Na Espanha franquista, mantinha-se o Alcalde. O regime português, alegadamente, pretendia aliar a conveniência de uma acção rápida, desenvolvida por uma entidade responsável e de confiança, dentro de um conjunto coordenado e harmónico. Ora não foi o que aconteceu em Alcobaça. Para grande surpresa do País, e da terra, o Conselho Municipal de Alcobaça, escolheu vereadores da oposição. Para obviar este percalço e péssimo exemplo, que poderia alastrar pelo País, o Governo ao fim de um ano demitiu os Presidente e Vice Presidente, forçando uma nova escolha para a vereação, desta vez a coberto de surpresas.
O Dr.

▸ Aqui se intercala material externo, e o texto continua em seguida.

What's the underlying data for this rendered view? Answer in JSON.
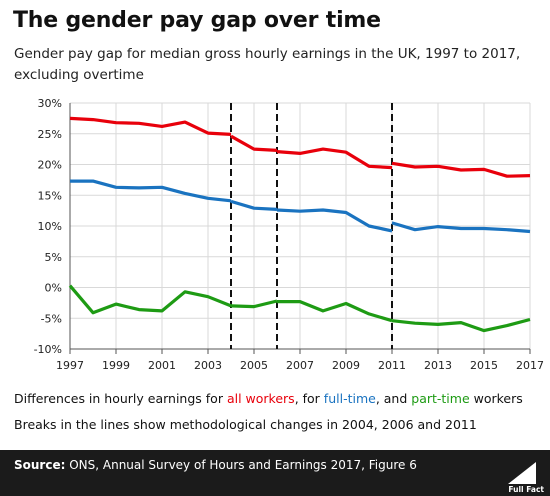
{
  "header": {
    "title": "The gender pay gap over time",
    "subtitle": "Gender pay gap for median gross hourly earnings in the UK, 1997 to 2017, excluding overtime"
  },
  "caption": {
    "line1_prefix": "Differences in hourly earnings for ",
    "line1_all": "all workers",
    "line1_mid": ", for ",
    "line1_full": "full-time",
    "line1_mid2": ", and ",
    "line1_part": "part-time",
    "line1_suffix": " workers",
    "line2": "Breaks in the lines show methodological  changes in 2004, 2006 and 2011"
  },
  "footer": {
    "source_label": "Source:",
    "source_text": " ONS, Annual Survey of Hours and Earnings 2017, Figure 6",
    "logo_text": "Full Fact"
  },
  "colors": {
    "all_workers": "#e8000b",
    "full_time": "#1a73c0",
    "part_time": "#1e9b14",
    "footer_bg": "#1b1b1b"
  },
  "chart_data": {
    "type": "line",
    "title": "",
    "xlabel": "",
    "ylabel": "",
    "xlim": [
      1997,
      2017
    ],
    "ylim": [
      -10,
      30
    ],
    "x_ticks": [
      1997,
      1999,
      2001,
      2003,
      2005,
      2007,
      2009,
      2011,
      2013,
      2015,
      2017
    ],
    "y_ticks": [
      "-10%",
      "-5%",
      "0%",
      "5%",
      "10%",
      "15%",
      "20%",
      "25%",
      "30%"
    ],
    "y_tick_values": [
      -10,
      -5,
      0,
      5,
      10,
      15,
      20,
      25,
      30
    ],
    "grid": true,
    "breaks": [
      2004,
      2006,
      2011
    ],
    "series": [
      {
        "key": "all_workers",
        "segments": [
          {
            "x": [
              1997,
              1998,
              1999,
              2000,
              2001,
              2002,
              2003,
              2004
            ],
            "y": [
              27.5,
              27.3,
              26.8,
              26.7,
              26.2,
              26.9,
              25.1,
              24.9
            ]
          },
          {
            "x": [
              2004,
              2005,
              2006
            ],
            "y": [
              24.6,
              22.5,
              22.3
            ]
          },
          {
            "x": [
              2006,
              2007,
              2008,
              2009,
              2010,
              2011
            ],
            "y": [
              22.1,
              21.8,
              22.5,
              22.0,
              19.7,
              19.5
            ]
          },
          {
            "x": [
              2011,
              2012,
              2013,
              2014,
              2015,
              2016,
              2017
            ],
            "y": [
              20.2,
              19.6,
              19.7,
              19.1,
              19.2,
              18.1,
              18.2
            ]
          }
        ]
      },
      {
        "key": "full_time",
        "segments": [
          {
            "x": [
              1997,
              1998,
              1999,
              2000,
              2001,
              2002,
              2003,
              2004
            ],
            "y": [
              17.3,
              17.3,
              16.3,
              16.2,
              16.3,
              15.3,
              14.5,
              14.1
            ]
          },
          {
            "x": [
              2004,
              2005,
              2006
            ],
            "y": [
              14.0,
              12.9,
              12.7
            ]
          },
          {
            "x": [
              2006,
              2007,
              2008,
              2009,
              2010,
              2011
            ],
            "y": [
              12.6,
              12.4,
              12.6,
              12.2,
              10.0,
              9.2
            ]
          },
          {
            "x": [
              2011,
              2012,
              2013,
              2014,
              2015,
              2016,
              2017
            ],
            "y": [
              10.5,
              9.4,
              9.9,
              9.6,
              9.6,
              9.4,
              9.1
            ]
          }
        ]
      },
      {
        "key": "part_time",
        "segments": [
          {
            "x": [
              1997,
              1998,
              1999,
              2000,
              2001,
              2002,
              2003,
              2004
            ],
            "y": [
              0.3,
              -4.1,
              -2.7,
              -3.6,
              -3.8,
              -0.7,
              -1.5,
              -3.0
            ]
          },
          {
            "x": [
              2004,
              2005,
              2006
            ],
            "y": [
              -3.0,
              -3.1,
              -2.2
            ]
          },
          {
            "x": [
              2006,
              2007,
              2008,
              2009,
              2010,
              2011
            ],
            "y": [
              -2.3,
              -2.3,
              -3.8,
              -2.6,
              -4.3,
              -5.4
            ]
          },
          {
            "x": [
              2011,
              2012,
              2013,
              2014,
              2015,
              2016,
              2017
            ],
            "y": [
              -5.4,
              -5.8,
              -6.0,
              -5.7,
              -7.0,
              -6.2,
              -5.2
            ]
          }
        ]
      }
    ]
  }
}
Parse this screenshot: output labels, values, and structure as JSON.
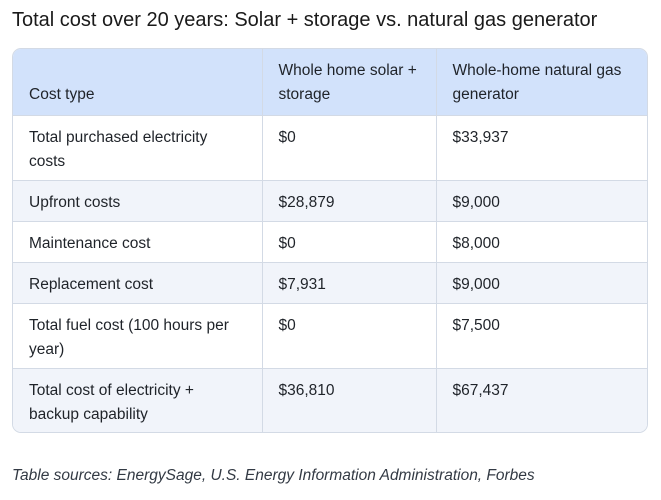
{
  "title": "Total cost over 20 years: Solar + storage vs. natural gas generator",
  "table": {
    "headers": [
      "Cost type",
      "Whole home solar + storage",
      "Whole-home natural gas generator"
    ],
    "rows": [
      [
        "Total purchased electricity costs",
        "$0",
        "$33,937"
      ],
      [
        "Upfront costs",
        "$28,879",
        "$9,000"
      ],
      [
        "Maintenance cost",
        "$0",
        "$8,000"
      ],
      [
        "Replacement cost",
        "$7,931",
        "$9,000"
      ],
      [
        "Total fuel cost (100 hours per year)",
        "$0",
        "$7,500"
      ],
      [
        "Total cost of electricity + backup capability",
        "$36,810",
        "$67,437"
      ]
    ]
  },
  "footer": "Table sources: EnergySage, U.S. Energy Information Administration, Forbes"
}
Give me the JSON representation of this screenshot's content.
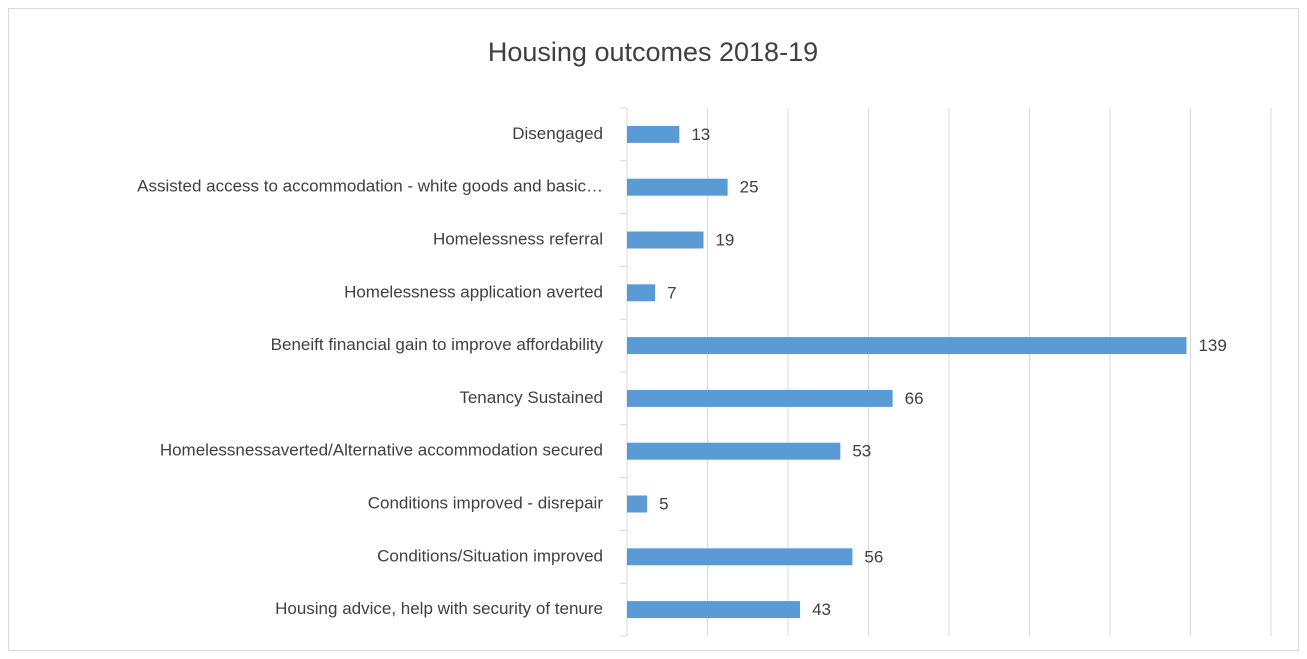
{
  "chart_data": {
    "type": "bar",
    "orientation": "horizontal",
    "title": "Housing outcomes 2018-19",
    "categories": [
      "Disengaged",
      "Assisted access to accommodation - white goods and basic…",
      "Homelessness referral",
      "Homelessness application averted",
      "Beneift financial gain to improve affordability",
      "Tenancy Sustained",
      "Homelessnessaverted/Alternative accommodation secured",
      "Conditions improved - disrepair",
      "Conditions/Situation improved",
      "Housing advice, help with security of tenure"
    ],
    "values": [
      13,
      25,
      19,
      7,
      139,
      66,
      53,
      5,
      56,
      43
    ],
    "color": "#5b9bd5",
    "xlim": [
      0,
      160
    ],
    "xticks": [
      0,
      20,
      40,
      60,
      80,
      100,
      120,
      140,
      160
    ],
    "grid": true
  }
}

José Nascimento e Sousa, em Maio de 1946, imperturbável a tudo isto, na qualidade de Presidente da Câmara, e em nome da Comissão Concelhia da União Nacional (U.N.), de Alcobaça, fazia em discurso a afirmação pública (…) da nossa inquebrantável fé nas doutrinas da Pátria, conduzida pelo Governo que tem à frente esse grande português cujo prestígio há muito ultrapassou as fronteiras do País e o impõe ao respeito e consideração do mundo: o Dr. Oliveira Salazar (…), e pessoal de que o (…) meu indefectível nacionalismo se enraíza e fortalece no muito amor que tenho à minha terra. (…) O povo do meu Concelho que hoje e sempre, com o entusiasmo que lhe dá a sua inquebrantável Fé, levanta-se e diz: Viva Portugal! Viva Carmona! Viva Salazar!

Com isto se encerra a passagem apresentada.